J.M.Coetzee, un écrivain que vous admirez je crois, dit : « Il fait partie des addictions qu’elles soient incompréhensibles pour ceux qui les observent de l’extérieur. William Faulkner ne nous aide pas sur ce point : il n’écrit pas au sujet de son addiction et, d’après ce que nous en savons, il n’écrit pas non plus depuis leur intérieur (en général il était sobre lorsqu’il s’asseyait à son bureau). Jusqu’à présent aucun biographe n’est parvenu à lui donner un sens ; mais peut-être que donner un sens à une addiction, trouver les mots pour l’expliquer, lui faire une place dans l’économie du moi, sera toujours une folle entreprise ». Je sais que vous avez fumé de la marihuana pendant des années (vous avez aussi consommé des somnifères sur traitement médical), même si je ne sais pas si vous en êtes venu à en être dépendant. En tout cas, je vous invite à l’impudeur de confesser une addiction et à verser dans la folle entreprise de lui donner un sens...

Café et vin, et quelques antalgiques pour des douleurs sporadiques. Rien de plus. La marihuana est une drogue très relaxante et même amusante, mais en fumer souvent, dans mon cas, ne me laisse pas travailler. Mes addictions vivantes, en dehors de l’écriture, sont de lire beaucoup, de regarder la mer, de converser avec ma femme et mes enfants, de promener mon chien sur le front de mer, de sortir manger avec mes amis.

En parlant de donner du sens aux choses : on écrit pour donner un sens à la vie ou peut-être pour y ajouter davantage de chaos ?

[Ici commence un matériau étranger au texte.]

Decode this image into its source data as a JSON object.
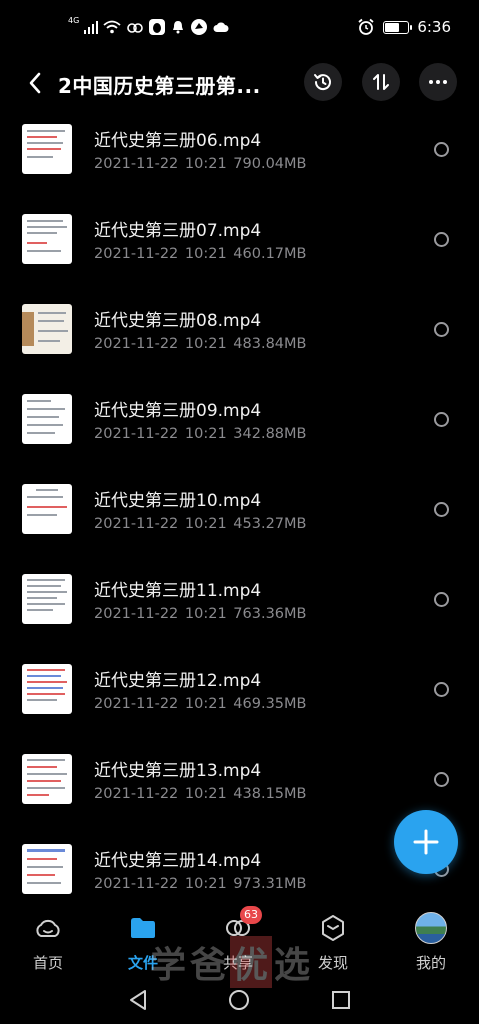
{
  "status_bar": {
    "network": "4G",
    "time": "6:36",
    "icons": [
      "signal-icon",
      "wifi-icon",
      "baidu-netdisk-icon",
      "qq-icon",
      "feishu-icon",
      "cloud-icon",
      "alarm-icon",
      "battery-icon"
    ]
  },
  "header": {
    "title": "2中国历史第三册第...",
    "actions": [
      "history-icon",
      "sort-icon",
      "more-icon"
    ]
  },
  "files": [
    {
      "name": "近代史第三册06.mp4",
      "date": "2021-11-22",
      "time": "10:21",
      "size": "790.04MB"
    },
    {
      "name": "近代史第三册07.mp4",
      "date": "2021-11-22",
      "time": "10:21",
      "size": "460.17MB"
    },
    {
      "name": "近代史第三册08.mp4",
      "date": "2021-11-22",
      "time": "10:21",
      "size": "483.84MB"
    },
    {
      "name": "近代史第三册09.mp4",
      "date": "2021-11-22",
      "time": "10:21",
      "size": "342.88MB"
    },
    {
      "name": "近代史第三册10.mp4",
      "date": "2021-11-22",
      "time": "10:21",
      "size": "453.27MB"
    },
    {
      "name": "近代史第三册11.mp4",
      "date": "2021-11-22",
      "time": "10:21",
      "size": "763.36MB"
    },
    {
      "name": "近代史第三册12.mp4",
      "date": "2021-11-22",
      "time": "10:21",
      "size": "469.35MB"
    },
    {
      "name": "近代史第三册13.mp4",
      "date": "2021-11-22",
      "time": "10:21",
      "size": "438.15MB"
    },
    {
      "name": "近代史第三册14.mp4",
      "date": "2021-11-22",
      "time": "10:21",
      "size": "973.31MB"
    }
  ],
  "fab": {
    "icon": "plus-icon"
  },
  "bottom_nav": {
    "home": {
      "label": "首页",
      "icon": "cloud-outline-icon"
    },
    "files": {
      "label": "文件",
      "icon": "folder-icon"
    },
    "share": {
      "label": "共享",
      "icon": "share-icon",
      "badge": "63"
    },
    "discover": {
      "label": "发现",
      "icon": "discover-icon"
    },
    "mine": {
      "label": "我的",
      "icon": "avatar"
    }
  },
  "watermark": {
    "chars": [
      "学",
      "爸",
      "优",
      "选"
    ]
  },
  "colors": {
    "accent": "#2aa3ef",
    "badge": "#e8474a",
    "background": "#000000",
    "meta_text": "#8a8a8e"
  }
}
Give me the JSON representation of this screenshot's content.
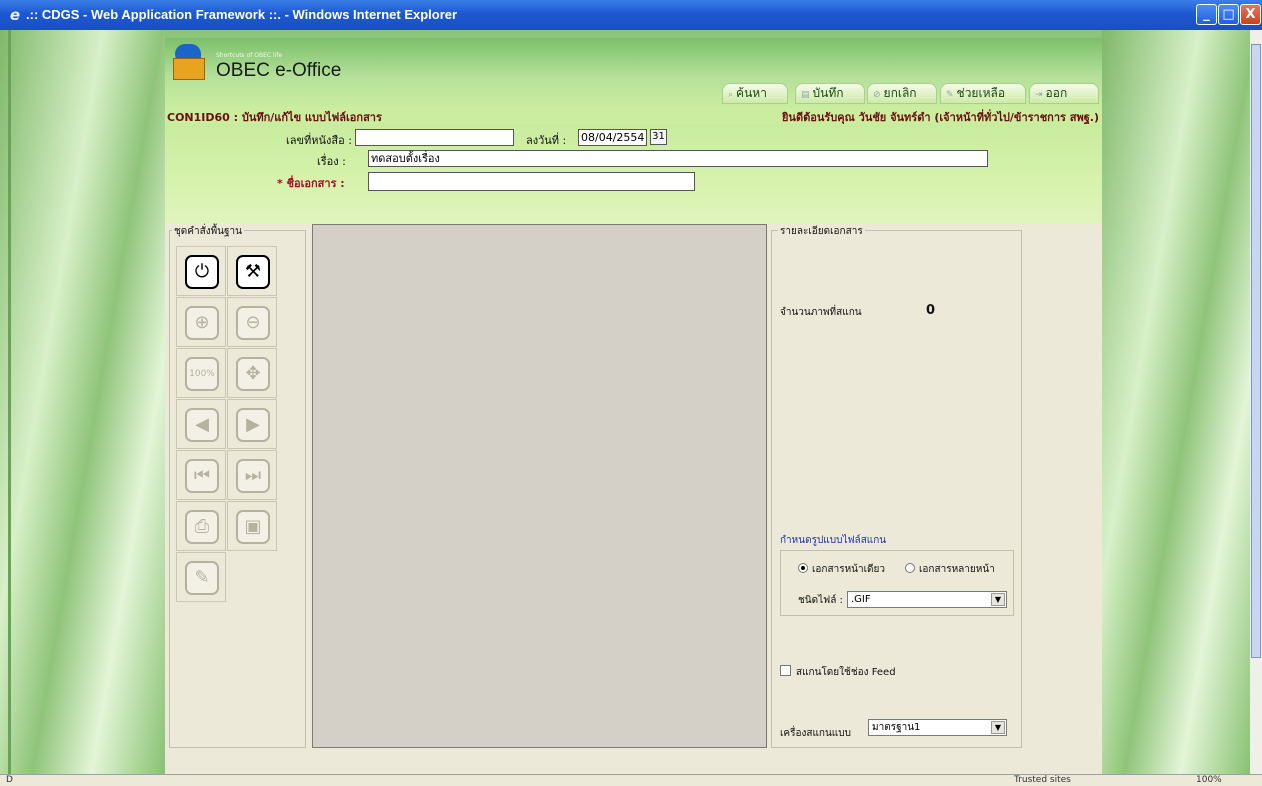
{
  "window": {
    "title": ".:: CDGS - Web Application Framework ::. - Windows Internet Explorer",
    "min": "_",
    "max": "□",
    "close": "X"
  },
  "header": {
    "tagline": "Shortcuts of OBEC life",
    "app_title": "OBEC e-Office",
    "buttons": {
      "search": "ค้นหา",
      "save": "บันทึก",
      "cancel": "ยกเลิก",
      "help": "ช่วยเหลือ",
      "exit": "ออก"
    }
  },
  "strip": {
    "form_code": "CON1ID60 : บันทึก/แก้ไข แบบไฟล์เอกสาร",
    "welcome": "ยินดีต้อนรับคุณ วันชัย จันทร์ดำ (เจ้าหน้าที่ทั่วไป/ข้าราชการ สพฐ.)"
  },
  "form": {
    "doc_no_label": "เลขที่หนังสือ :",
    "doc_no_value": "",
    "date_label": "ลงวันที่ :",
    "date_value": "08/04/2554",
    "cal_icon": "31",
    "subject_label": "เรื่อง :",
    "subject_value": "ทดสอบตั้งเรื่อง",
    "docname_label": "* ชื่อเอกสาร :",
    "docname_value": ""
  },
  "toolbox": {
    "legend": "ชุดคำสั่งพื้นฐาน",
    "tools": [
      {
        "icon": "power-icon",
        "glyph": "⏻"
      },
      {
        "icon": "tools-icon",
        "glyph": "⚒"
      },
      {
        "icon": "zoom-in-icon",
        "glyph": "⊕"
      },
      {
        "icon": "zoom-out-icon",
        "glyph": "⊖"
      },
      {
        "icon": "actual-size-icon",
        "glyph": "100%"
      },
      {
        "icon": "fit-page-icon",
        "glyph": "✥"
      },
      {
        "icon": "previous-page-icon",
        "glyph": "◀"
      },
      {
        "icon": "next-page-icon",
        "glyph": "▶"
      },
      {
        "icon": "first-page-icon",
        "glyph": "⏮"
      },
      {
        "icon": "last-page-icon",
        "glyph": "⏭"
      },
      {
        "icon": "print-icon",
        "glyph": "⎙"
      },
      {
        "icon": "save-disk-icon",
        "glyph": "▣"
      },
      {
        "icon": "pencil-icon",
        "glyph": "✎"
      }
    ]
  },
  "details": {
    "legend": "รายละเอียดเอกสาร",
    "scan_count_label": "จำนวนภาพที่สแกน",
    "scan_count_value": "0",
    "format_title": "กำหนดรูปแบบไฟล์สแกน",
    "radio_single": "เอกสารหน้าเดียว",
    "radio_multi": "เอกสารหลายหน้า",
    "filetype_label": "ชนิดไฟล์ :",
    "filetype_value": ".GIF",
    "feed_label": "สแกนโดยใช้ช่อง Feed",
    "scanner_label": "เครื่องสแกนแบบ",
    "scanner_value": "มาตรฐาน1"
  },
  "statusbar": {
    "left": "D",
    "zone": "Trusted sites",
    "zoom": "100%"
  }
}
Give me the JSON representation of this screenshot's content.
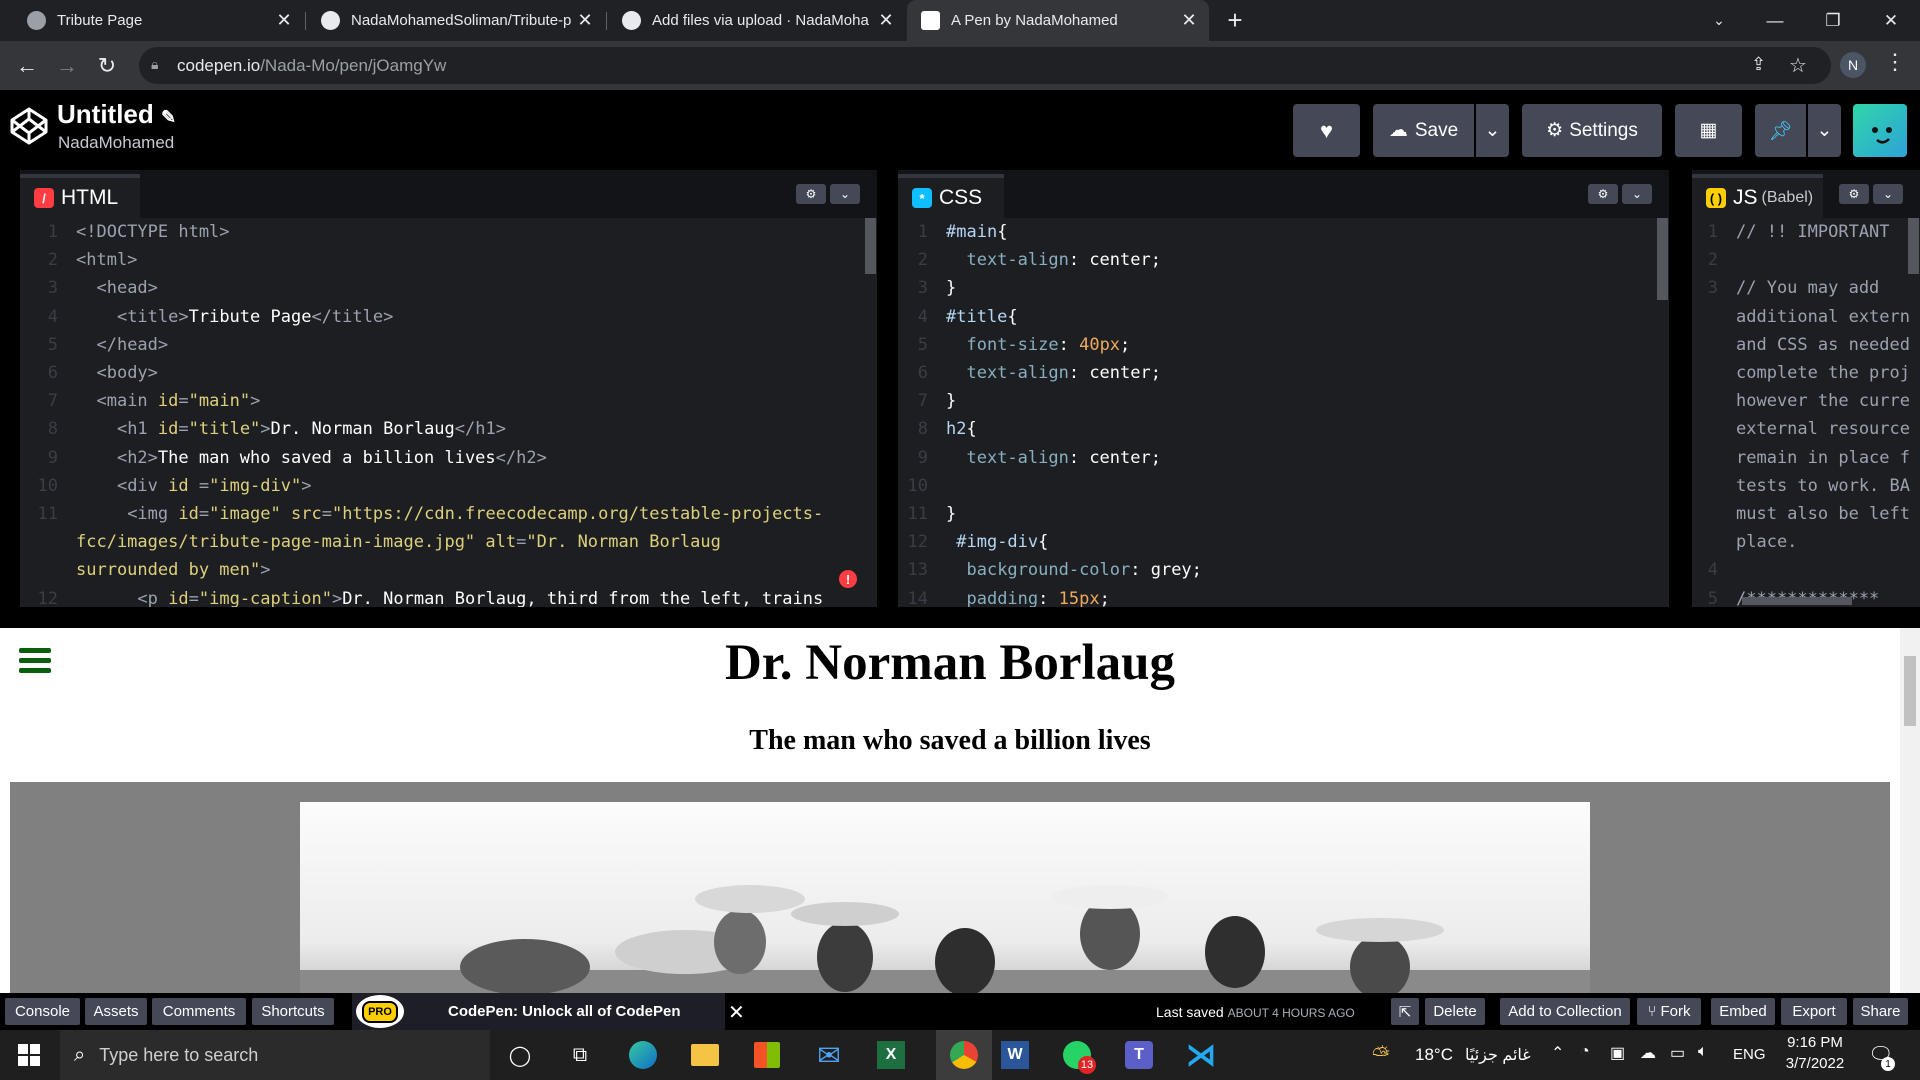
{
  "browser": {
    "tabs": [
      {
        "title": "Tribute Page",
        "favicon": "globe-icon"
      },
      {
        "title": "NadaMohamedSoliman/Tribute-p",
        "favicon": "github-icon"
      },
      {
        "title": "Add files via upload · NadaMoha",
        "favicon": "github-icon"
      },
      {
        "title": "A Pen by NadaMohamed",
        "favicon": "codepen-icon",
        "active": true
      }
    ],
    "url_host": "codepen.io",
    "url_path": "/Nada-Mo/pen/jOamgYw",
    "profile_initial": "N"
  },
  "header": {
    "title": "Untitled",
    "author": "NadaMohamed",
    "save_label": "Save",
    "settings_label": "Settings"
  },
  "editors": {
    "html": {
      "label": "HTML",
      "lines": [
        {
          "n": "1",
          "html": "<span class='t'>&lt;!DOCTYPE html&gt;</span>"
        },
        {
          "n": "2",
          "html": "<span class='t'>&lt;html&gt;</span>"
        },
        {
          "n": "3",
          "html": "  <span class='t'>&lt;head&gt;</span>"
        },
        {
          "n": "4",
          "html": "    <span class='t'>&lt;title&gt;</span>Tribute Page<span class='t'>&lt;/title&gt;</span>"
        },
        {
          "n": "5",
          "html": "  <span class='t'>&lt;/head&gt;</span>"
        },
        {
          "n": "6",
          "html": "  <span class='t'>&lt;body&gt;</span>"
        },
        {
          "n": "7",
          "html": "  <span class='t'>&lt;main </span><span class='a'>id</span><span class='t'>=</span><span class='v'>\"main\"</span><span class='t'>&gt;</span>"
        },
        {
          "n": "8",
          "html": "    <span class='t'>&lt;h1 </span><span class='a'>id</span><span class='t'>=</span><span class='v'>\"title\"</span><span class='t'>&gt;</span>Dr. Norman Borlaug<span class='t'>&lt;/h1&gt;</span>"
        },
        {
          "n": "9",
          "html": "    <span class='t'>&lt;h2&gt;</span>The man who saved a billion lives<span class='t'>&lt;/h2&gt;</span>"
        },
        {
          "n": "10",
          "html": "    <span class='t'>&lt;div </span><span class='a'>id</span><span class='t'> =</span><span class='v'>\"img-div\"</span><span class='t'>&gt;</span>"
        },
        {
          "n": "11",
          "html": "     <span class='t'>&lt;img </span><span class='a'>id</span><span class='t'>=</span><span class='v'>\"image\"</span> <span class='a'>src</span><span class='t'>=</span><span class='v'>\"https://cdn.freecodecamp.org/testable-projects-</span>"
        },
        {
          "n": "",
          "html": "<span class='v'>fcc/images/tribute-page-main-image.jpg\"</span> <span class='a'>alt</span><span class='t'>=</span><span class='v'>\"Dr. Norman Borlaug</span>"
        },
        {
          "n": "",
          "html": "<span class='v'>surrounded by men\"</span><span class='t'>&gt;</span>"
        },
        {
          "n": "12",
          "html": "      <span class='t'>&lt;p </span><span class='a'>id</span><span class='t'>=</span><span class='v'>\"img-caption\"</span><span class='t'>&gt;</span>Dr. Norman Borlaug, third from the left, trains"
        }
      ]
    },
    "css": {
      "label": "CSS",
      "lines": [
        {
          "n": "1",
          "html": "<span class='k'>#main</span>{"
        },
        {
          "n": "2",
          "html": "  <span class='c'>text-align</span>: center;"
        },
        {
          "n": "3",
          "html": "}"
        },
        {
          "n": "4",
          "html": "<span class='k'>#title</span>{"
        },
        {
          "n": "5",
          "html": "  <span class='c'>font-size</span>: <span class='n'>40px</span>;"
        },
        {
          "n": "6",
          "html": "  <span class='c'>text-align</span>: center;"
        },
        {
          "n": "7",
          "html": "}"
        },
        {
          "n": "8",
          "html": "<span class='k'>h2</span>{"
        },
        {
          "n": "9",
          "html": "  <span class='c'>text-align</span>: center;"
        },
        {
          "n": "10",
          "html": ""
        },
        {
          "n": "11",
          "html": "}"
        },
        {
          "n": "12",
          "html": " <span class='k'>#img-div</span>{"
        },
        {
          "n": "13",
          "html": "  <span class='c'>background-color</span>: grey;"
        },
        {
          "n": "14",
          "html": "  <span class='c'>padding</span>: <span class='n'>15px</span>;"
        }
      ]
    },
    "js": {
      "label": "JS",
      "sublabel": "(Babel)",
      "lines": [
        {
          "n": "1",
          "html": "<span class='t'>// !! IMPORTANT</span>"
        },
        {
          "n": "2",
          "html": ""
        },
        {
          "n": "3",
          "html": "<span class='t'>// You may add</span>"
        },
        {
          "n": "",
          "html": "<span class='t'>additional extern</span>"
        },
        {
          "n": "",
          "html": "<span class='t'>and CSS as needed</span>"
        },
        {
          "n": "",
          "html": "<span class='t'>complete the proj</span>"
        },
        {
          "n": "",
          "html": "<span class='t'>however the curre</span>"
        },
        {
          "n": "",
          "html": "<span class='t'>external resource</span>"
        },
        {
          "n": "",
          "html": "<span class='t'>remain in place f</span>"
        },
        {
          "n": "",
          "html": "<span class='t'>tests to work. BA</span>"
        },
        {
          "n": "",
          "html": "<span class='t'>must also be left</span>"
        },
        {
          "n": "",
          "html": "<span class='t'>place.</span>"
        },
        {
          "n": "4",
          "html": ""
        },
        {
          "n": "5",
          "html": "<span class='t'>/*************</span>"
        }
      ]
    }
  },
  "preview": {
    "title": "Dr. Norman Borlaug",
    "subtitle": "The man who saved a billion lives"
  },
  "bottom": {
    "console": "Console",
    "assets": "Assets",
    "comments": "Comments",
    "shortcuts": "Shortcuts",
    "pro_badge": "PRO",
    "promo": "CodePen: Unlock all of CodePen",
    "last_saved": "Last saved",
    "last_saved_when": "ABOUT 4 HOURS AGO",
    "delete": "Delete",
    "add_collection": "Add to Collection",
    "fork": "Fork",
    "embed": "Embed",
    "export": "Export",
    "share": "Share"
  },
  "taskbar": {
    "search_placeholder": "Type here to search",
    "whatsapp_badge": "13",
    "temperature": "18°C",
    "weather_text": "غائم جزئيًا",
    "lang": "ENG",
    "time": "9:16 PM",
    "date": "3/7/2022",
    "notif_count": "1"
  }
}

On écrit parce qu’il s’avère impossible de vivre sans écrire. Ce n’est pas une simple phrase. C’est le dogme d’une religion personnelle.

Le parricide littéraire est-il salutaire ? L’avez-vous mis en pratique à un moment donné ?

Je suis dépourvu d’une vocation de parricide. Je respecte ceux que je considère comme mes pères littéraires, et je ne crois pas que les tuer ou de pester contre eux soit une bonne politique. Définir sa propre voix littéraire et poursuivre son chemin suffit, en essayant d’être chaque jour un meilleur écrivain.

Parfois je crois que l’on écrit des fictions pour fuir désespérément la réalité mais on ne fait que buter sauvagement contre elle...

Je suis d’accord. Pour évasive que l’on considère la fiction, la réalité sera toujours présente et à l’affût. La plupart du temps, et de manière involontaire, nous avons l’air d’écrivains « engagés », quand nous ne sommes qu’écrivains, sans plus.

Je sais que vous étiez dans le Cañon del Cola il y a environ six mois quand vous avez préparé une chronique sur le cas qui a fait du bruit de la disparition et de la mort de Ciro Castillo, que préférez-vous de Arequipa et quand pensez-vous y retourner ?

Je suis allé dans le Cola et c’est un endroit qui m’a semblé fabuleux, splendide. Je n’y suis pas allé pour m’informer du triste cas de Rosario et Ciro, mais pour profiter avec ma fiancée de brèves vacances. Espérons que ce lynchage médiatique de Rosario se termine une fois pour toute. Ensuite je suis resté quelques semaines à Arequipa, et ce fut très agréable. Pour moi Arequipa est la plus belle ville du Pérou. J’aime son architecture, les gens, la nourriture. Je vais bientôt chercher une raison quelconque d’y retourner.